If I Was Partially At Fault For The Auto Wreck That Caused My Injuries, How Will That Impact My Personal Injury Case And Possible Settlement?
Virginia is one of only two contributory negligence states, which means that if a party was negligent whatsoever, then they lose their claim. However, in operation, that law is not observed anymore, so being slightly at fault for an auto accident generally won’t be held against the individual.
What Is The Statute Of Limitations For Filing A Personal Injury Claim After A Car Accident In Virginia?
In Virginia, the statute of limitations for filing a personal injury claim is two years for adults; for someone who is under the age of 18, the statute of limitations is two years from the day they turn 18, and for someone who has a disability, the statute of limitations is extended until the disability is removed.
Have There Been Any Extensions On Statutes Of Limitations Due To COVID-19?
Despite COVID-19, the statute of limitations for personal injury cases is still two years.
How Important Is It That Medical Attention Is Sought Immediately Following A Car Accident, And That The Injury Is Properly Documented By A Medical Professional?
It’s very important that medical attention is sought immediately, and that the injuries are documented by a medical professional; this will serve as verification of the plaintiff’s injuries, and demonstrate that the injuries were serious enough to warrant medical treatment.

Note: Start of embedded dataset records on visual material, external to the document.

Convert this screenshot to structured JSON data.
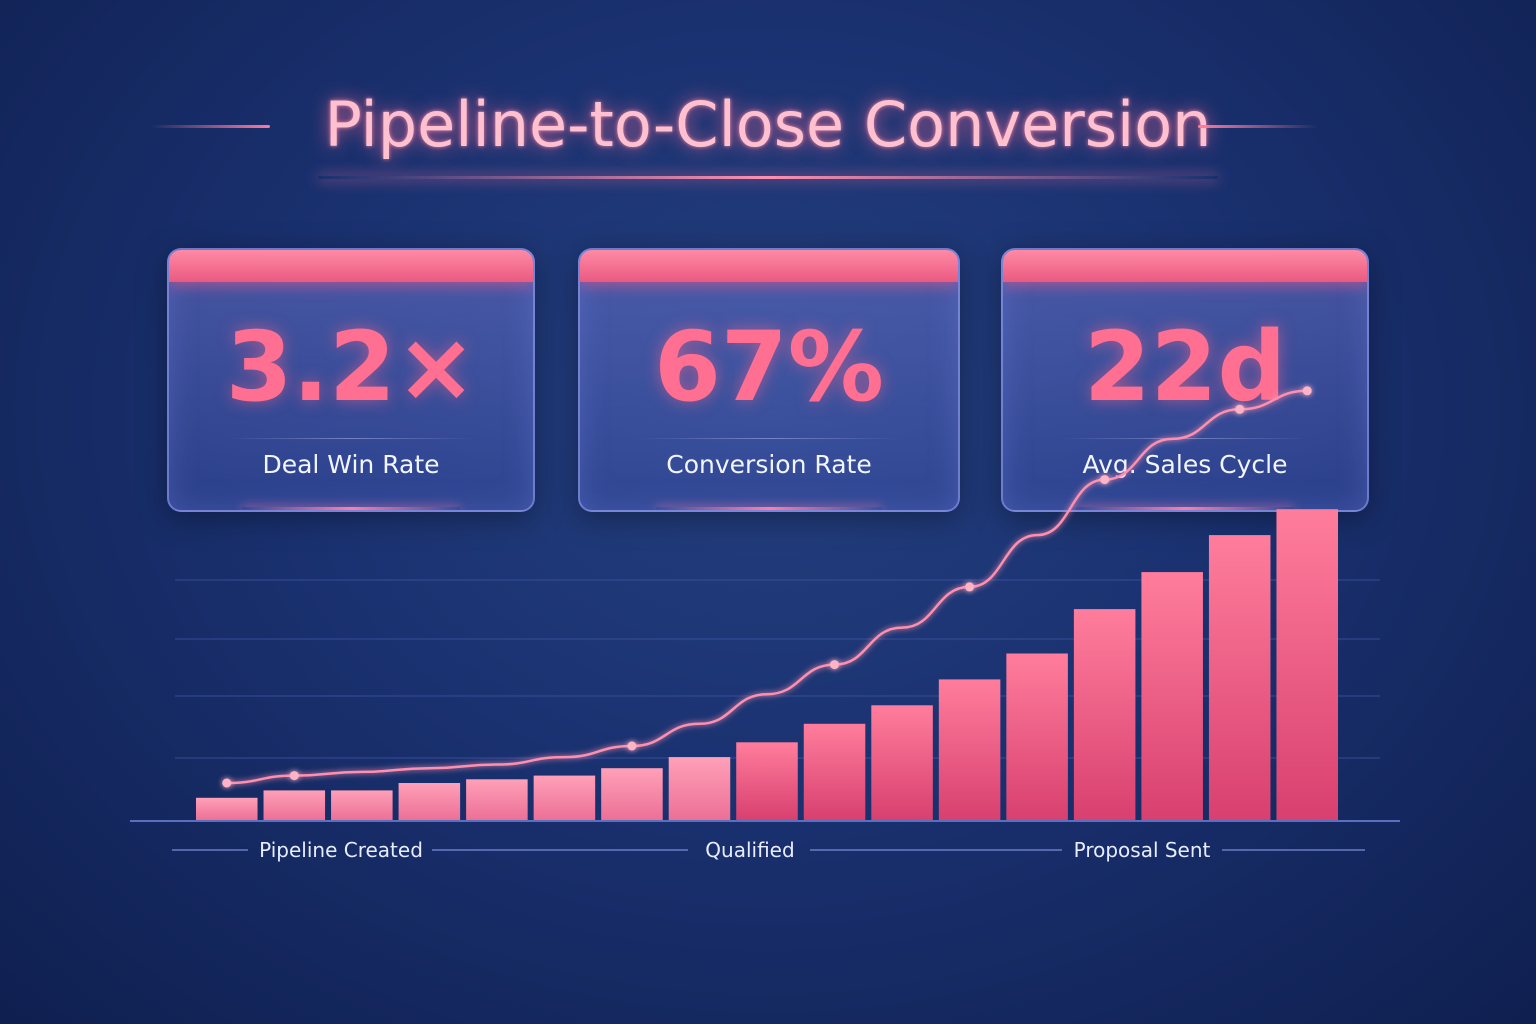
{
  "title": "Pipeline-to-Close Conversion",
  "kpis": [
    {
      "value": "3.2×",
      "label": "Deal Win Rate"
    },
    {
      "value": "67%",
      "label": "Conversion Rate"
    },
    {
      "value": "22d",
      "label": "Avg. Sales Cycle"
    }
  ],
  "colors": {
    "accent": "#ff6f91",
    "background": "#1a3170",
    "bar_top": "#ff6f8f",
    "bar_bottom": "#d93a6a"
  },
  "chart_data": {
    "type": "bar",
    "title": "",
    "xlabel": "",
    "ylabel": "",
    "ylim": [
      0,
      100
    ],
    "grid": true,
    "stage_labels": [
      "Pipeline Created",
      "Qualified",
      "Proposal Sent"
    ],
    "values": [
      6,
      8,
      8,
      10,
      11,
      12,
      14,
      17,
      21,
      26,
      31,
      38,
      45,
      57,
      67,
      77,
      84
    ],
    "trend": [
      10,
      12,
      13,
      14,
      15,
      17,
      20,
      26,
      34,
      42,
      52,
      63,
      77,
      92,
      103,
      111,
      116
    ]
  }
}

Will The Other Driver’s Insurance Company Have Access To My Past And Present Medical History, And Could That Information Impact My Case?
The insurance company will have access to medical records pertaining to previous injuries, and pertaining to the accident in question. In addition, they can take depositions from the medical providers who provided the medical treatment.

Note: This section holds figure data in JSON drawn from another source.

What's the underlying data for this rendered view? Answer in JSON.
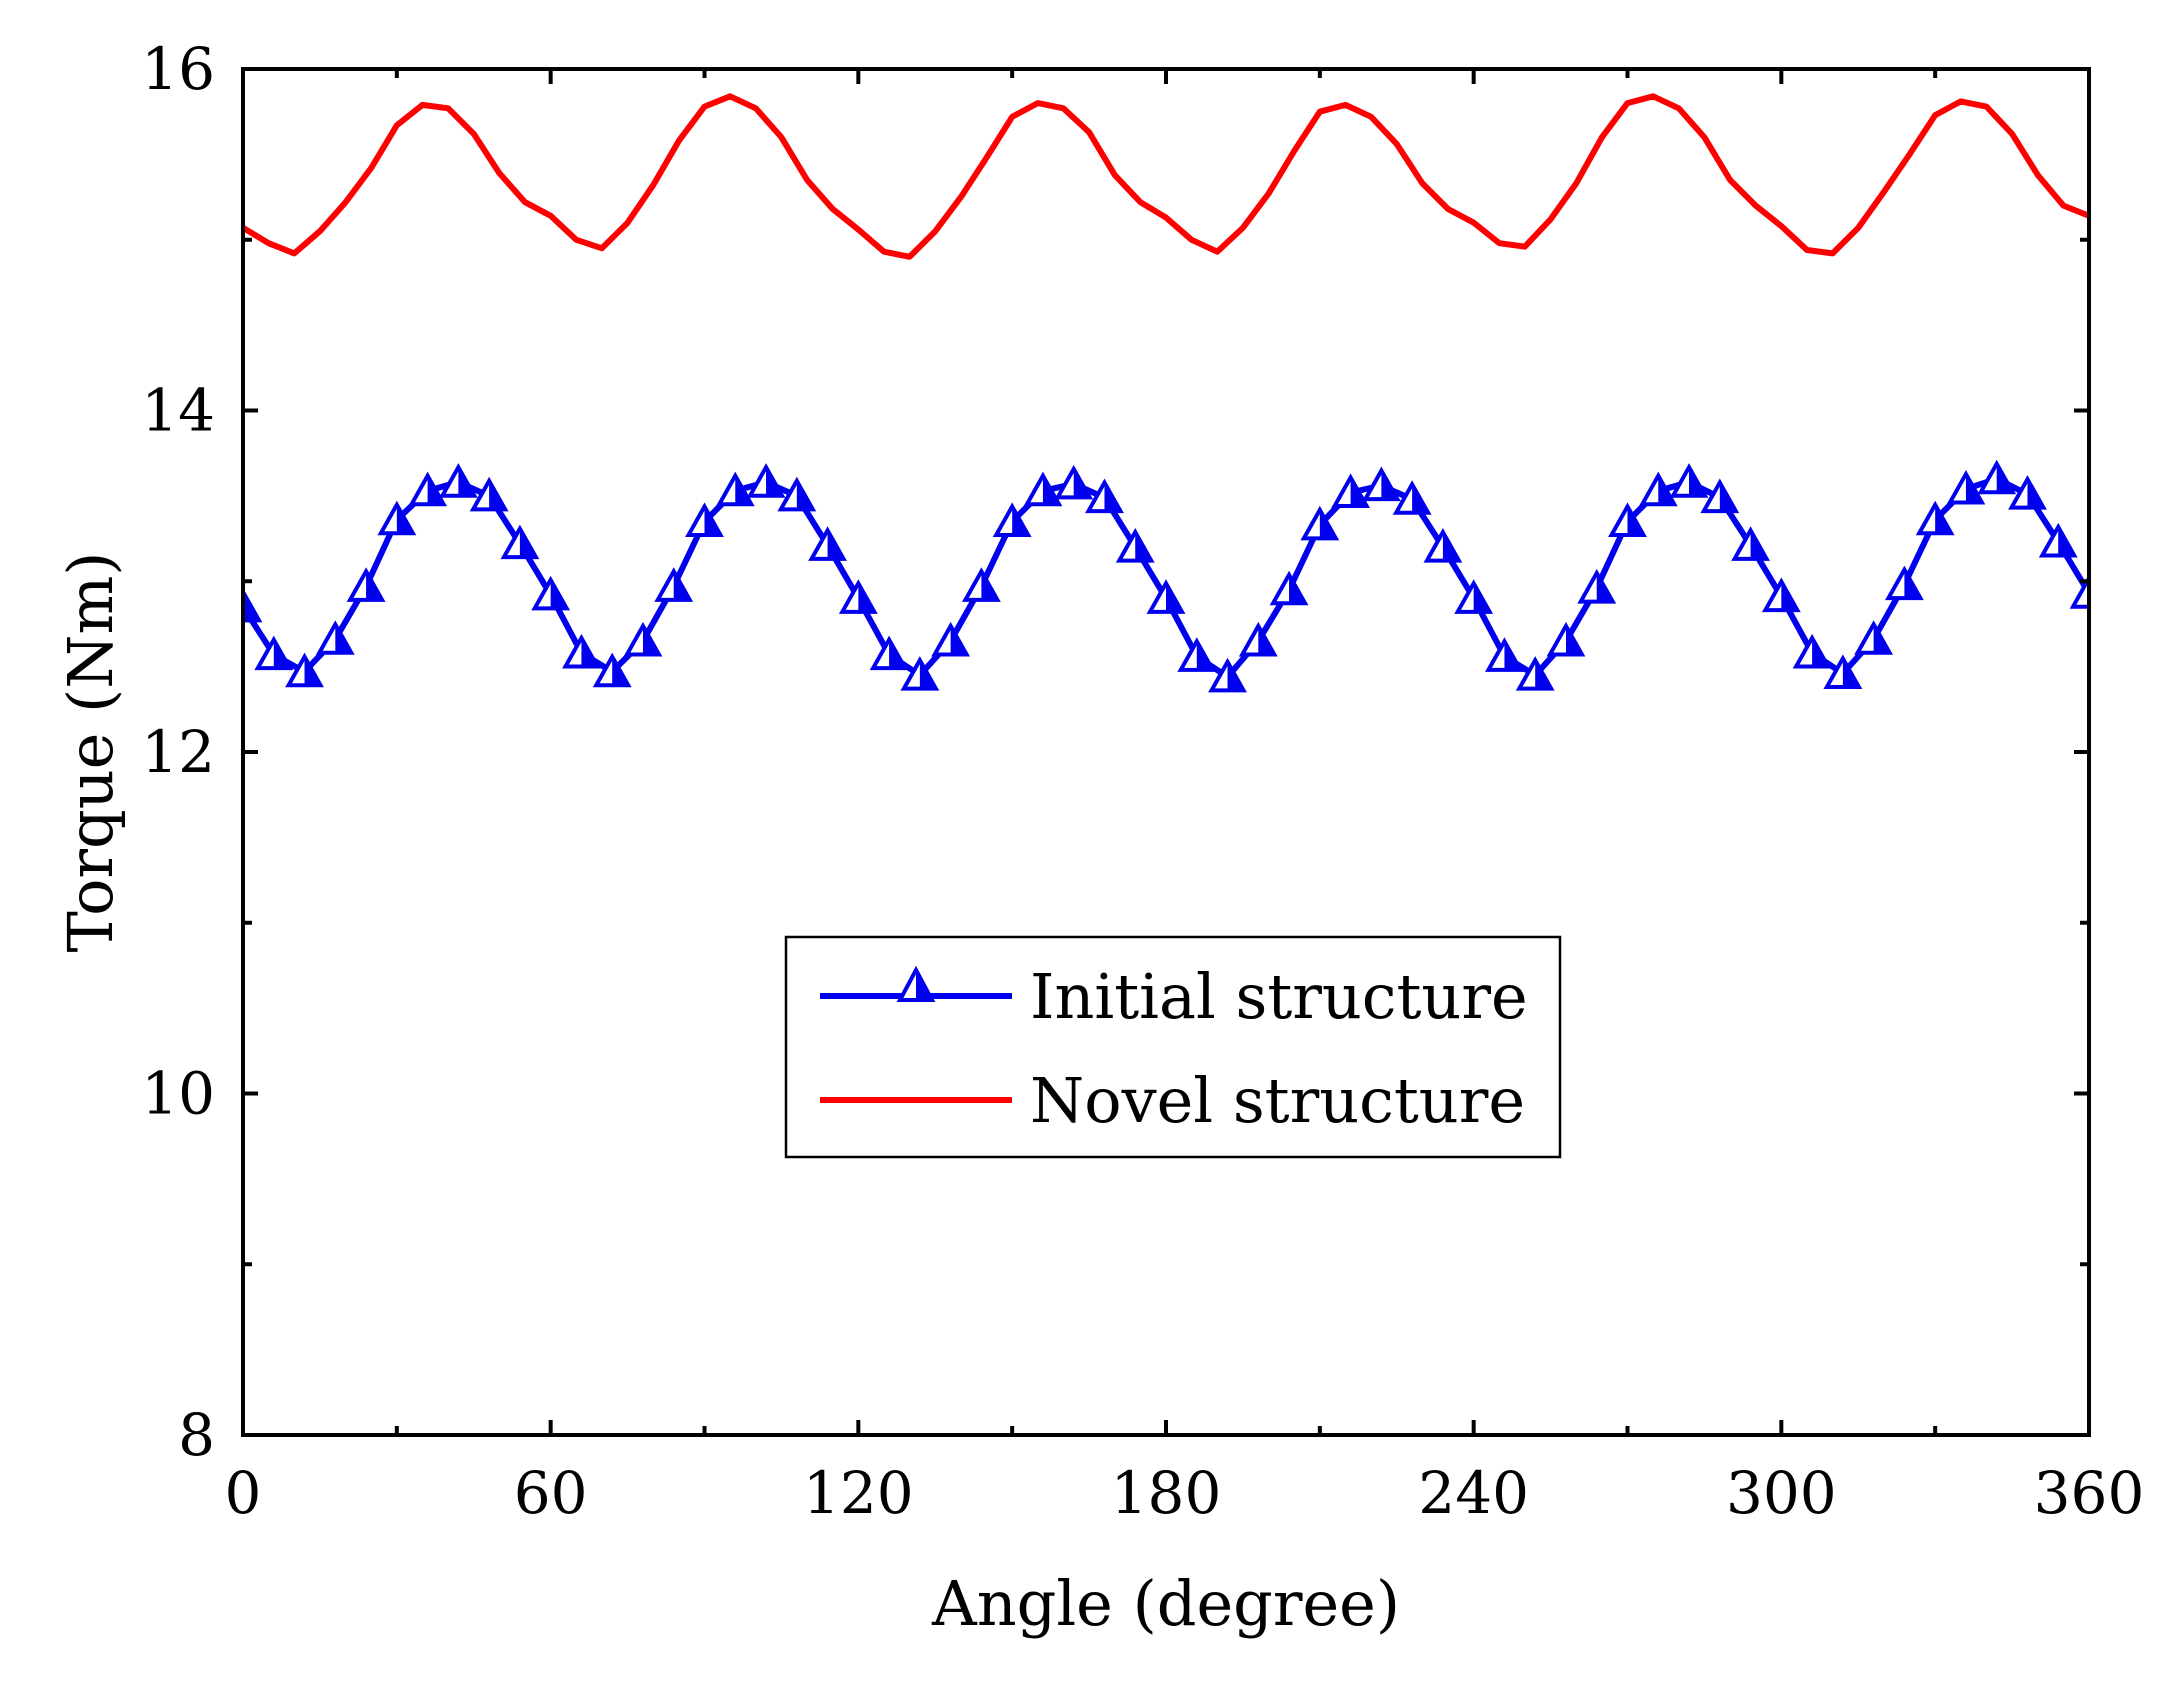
{
  "chart_data": {
    "type": "line",
    "title": "",
    "xlabel": "Angle (degree)",
    "ylabel": "Torque (Nm)",
    "xlim": [
      0,
      360
    ],
    "ylim": [
      8,
      16
    ],
    "xticks": [
      0,
      60,
      120,
      180,
      240,
      300,
      360
    ],
    "xtick_labels": [
      "0",
      "60",
      "120",
      "180",
      "240",
      "300",
      "360"
    ],
    "yticks": [
      8,
      10,
      12,
      14,
      16
    ],
    "ytick_labels": [
      "8",
      "10",
      "12",
      "14",
      "16"
    ],
    "legend_position": "center",
    "grid": false,
    "series": [
      {
        "name": "Initial structure",
        "color": "#0000ee",
        "marker": "triangle-open",
        "x": [
          0,
          6,
          12,
          18,
          24,
          30,
          36,
          42,
          48,
          54,
          60,
          66,
          72,
          78,
          84,
          90,
          96,
          102,
          108,
          114,
          120,
          126,
          132,
          138,
          144,
          150,
          156,
          162,
          168,
          174,
          180,
          186,
          192,
          198,
          204,
          210,
          216,
          222,
          228,
          234,
          240,
          246,
          252,
          258,
          264,
          270,
          276,
          282,
          288,
          294,
          300,
          306,
          312,
          318,
          324,
          330,
          336,
          342,
          348,
          354,
          360
        ],
        "values": [
          12.85,
          12.57,
          12.47,
          12.66,
          12.97,
          13.36,
          13.53,
          13.58,
          13.5,
          13.22,
          12.92,
          12.58,
          12.47,
          12.65,
          12.97,
          13.35,
          13.53,
          13.58,
          13.5,
          13.21,
          12.9,
          12.57,
          12.45,
          12.65,
          12.97,
          13.35,
          13.53,
          13.57,
          13.49,
          13.2,
          12.9,
          12.56,
          12.44,
          12.65,
          12.95,
          13.33,
          13.52,
          13.56,
          13.48,
          13.2,
          12.9,
          12.56,
          12.45,
          12.65,
          12.96,
          13.35,
          13.53,
          13.58,
          13.49,
          13.21,
          12.91,
          12.58,
          12.46,
          12.66,
          12.98,
          13.36,
          13.54,
          13.6,
          13.51,
          13.23,
          12.93
        ]
      },
      {
        "name": "Novel structure",
        "color": "#ff0000",
        "marker": "none",
        "x": [
          0,
          5,
          10,
          15,
          20,
          25,
          30,
          35,
          40,
          45,
          50,
          55,
          60,
          65,
          70,
          75,
          80,
          85,
          90,
          95,
          100,
          105,
          110,
          115,
          120,
          125,
          130,
          135,
          140,
          145,
          150,
          155,
          160,
          165,
          170,
          175,
          180,
          185,
          190,
          195,
          200,
          205,
          210,
          215,
          220,
          225,
          230,
          235,
          240,
          245,
          250,
          255,
          260,
          265,
          270,
          275,
          280,
          285,
          290,
          295,
          300,
          305,
          310,
          315,
          320,
          325,
          330,
          335,
          340,
          345,
          350,
          355,
          360
        ],
        "values": [
          15.07,
          14.98,
          14.92,
          15.05,
          15.22,
          15.42,
          15.67,
          15.79,
          15.77,
          15.62,
          15.39,
          15.22,
          15.14,
          15.0,
          14.95,
          15.1,
          15.32,
          15.58,
          15.78,
          15.84,
          15.77,
          15.6,
          15.35,
          15.18,
          15.06,
          14.93,
          14.9,
          15.05,
          15.25,
          15.48,
          15.72,
          15.8,
          15.77,
          15.63,
          15.38,
          15.22,
          15.13,
          15.0,
          14.93,
          15.07,
          15.27,
          15.52,
          15.75,
          15.79,
          15.72,
          15.56,
          15.33,
          15.18,
          15.1,
          14.98,
          14.96,
          15.12,
          15.33,
          15.6,
          15.8,
          15.84,
          15.77,
          15.6,
          15.35,
          15.2,
          15.08,
          14.94,
          14.92,
          15.07,
          15.28,
          15.5,
          15.73,
          15.81,
          15.78,
          15.62,
          15.38,
          15.2,
          15.14
        ]
      }
    ]
  }
}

What Is My Responsibility, If Any, In Notifying My Insurance Company And The At-Fault Party’s Insurance Company Of The Accident And My Injuries?
A person is generally required to notify their own insurance company of an accident and any injuries sustained as a result of the accident. If an individual plans to make a claim against the at-fault party’s insurance company, then it would make sense for them to notify that insurance company as soon as possible; this would preclude that insurance company from arguing that since they failed to report their injuries promptly, the claim is false.